S’ils imposent des contraintes administratives, les élus ne se pressent pas aux instances de concertation auxquelles ils confient la mise en œuvre de programmes : « Au niveau du Groupe d’action contre la pauvreté local, parce que le projet passe par la CRÉ et les MRC, c’est plus facile d’avoir un élu. […] Actuellement l’élu, c’est monsieur le préfet qui n’a pas été là encore. Donc c’est le DG de la MRC qui a pris la place » (O616). Ils sont malgré tout incontournables : « Dans le fond, il faut y aller avec nos élus à la MRC. On ne passe pas à côté parce que dans une étape il va falloir leur déposer notre plan et il va falloir qu’ils mettent un tag “On appuie ce champ d’action-là” » (C102).

Les SLA qui affichent des résultats structurants pour leur territoire, sont ceux où les élus ont accepté de prendre en charge les enjeux d’une démarche de revitalisation ou de développement local. Au niveau de la MRC De la Vallée, au moment de mettre en œuvre le PAGSIS, le préfet a reconnu le Comité qui fonctionne depuis 10 ans : « On ne recommencera pas à mettre en place une nouvelle structure. Vous êtres efficaces, vous avez de belles réalisations, on reconnaît ça » (O513).
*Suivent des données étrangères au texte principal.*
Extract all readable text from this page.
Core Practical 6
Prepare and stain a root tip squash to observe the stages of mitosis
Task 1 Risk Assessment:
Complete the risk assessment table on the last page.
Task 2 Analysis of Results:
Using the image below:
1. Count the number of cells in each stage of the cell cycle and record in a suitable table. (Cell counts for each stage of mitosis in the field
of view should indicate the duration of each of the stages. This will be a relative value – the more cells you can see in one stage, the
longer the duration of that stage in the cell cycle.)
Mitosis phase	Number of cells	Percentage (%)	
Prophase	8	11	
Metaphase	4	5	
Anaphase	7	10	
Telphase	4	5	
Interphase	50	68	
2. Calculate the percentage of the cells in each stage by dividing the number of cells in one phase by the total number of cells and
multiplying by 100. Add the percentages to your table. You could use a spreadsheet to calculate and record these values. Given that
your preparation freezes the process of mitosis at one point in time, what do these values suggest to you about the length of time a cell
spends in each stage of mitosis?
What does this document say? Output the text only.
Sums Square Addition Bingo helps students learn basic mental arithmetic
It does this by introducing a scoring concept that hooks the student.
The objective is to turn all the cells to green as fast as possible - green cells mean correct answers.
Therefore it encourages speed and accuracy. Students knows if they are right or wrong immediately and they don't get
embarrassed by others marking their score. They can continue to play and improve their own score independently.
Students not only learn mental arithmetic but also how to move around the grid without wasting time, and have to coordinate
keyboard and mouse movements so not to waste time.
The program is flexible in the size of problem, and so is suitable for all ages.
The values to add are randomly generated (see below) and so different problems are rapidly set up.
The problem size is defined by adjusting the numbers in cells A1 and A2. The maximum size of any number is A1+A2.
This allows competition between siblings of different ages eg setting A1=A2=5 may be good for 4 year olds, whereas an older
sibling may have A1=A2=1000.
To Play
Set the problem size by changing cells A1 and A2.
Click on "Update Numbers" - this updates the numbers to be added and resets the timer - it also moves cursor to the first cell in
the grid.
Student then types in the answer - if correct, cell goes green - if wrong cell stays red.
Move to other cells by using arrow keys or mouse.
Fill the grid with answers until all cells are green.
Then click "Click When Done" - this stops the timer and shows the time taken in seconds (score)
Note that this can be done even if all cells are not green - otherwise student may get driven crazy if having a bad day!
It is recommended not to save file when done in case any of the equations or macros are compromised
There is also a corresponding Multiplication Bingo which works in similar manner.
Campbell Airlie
Dans d’autres cas il a fallu les convaincre d’abord : « Comme pour une bonne partie des élus, c’est l’économie qui va sauver le monde, […] les

canneberges dans le fond des rangs ça ne sauvera pas le monde. […] Finalement ils ont accepté de considérer l’agroalimentaire parce que j’avais entre les mains un portrait intéressant des impacts socioéconomiques de ce secteur-là » (A929).

La fonction de liaison doit servir l’efficacité des SLA en faisant en sorte que les partenaires sachent bien prendre en compte les positions et façons de faire des élus et que, pour leur part, les élus acceptent un certain partage de responsabilités dans l’exercice d’un leadership politique qui leur appartient en propre. Les élus sont déjà engagés dans des démarches de développement social et constituent des partenaires d’autant plus incontournables que l’État leur a reconnu un rôle clé dans l’accès aux ressources des programmes publics. Or les communautés locales ont besoin de ces ressources externes pour réaliser leurs projets.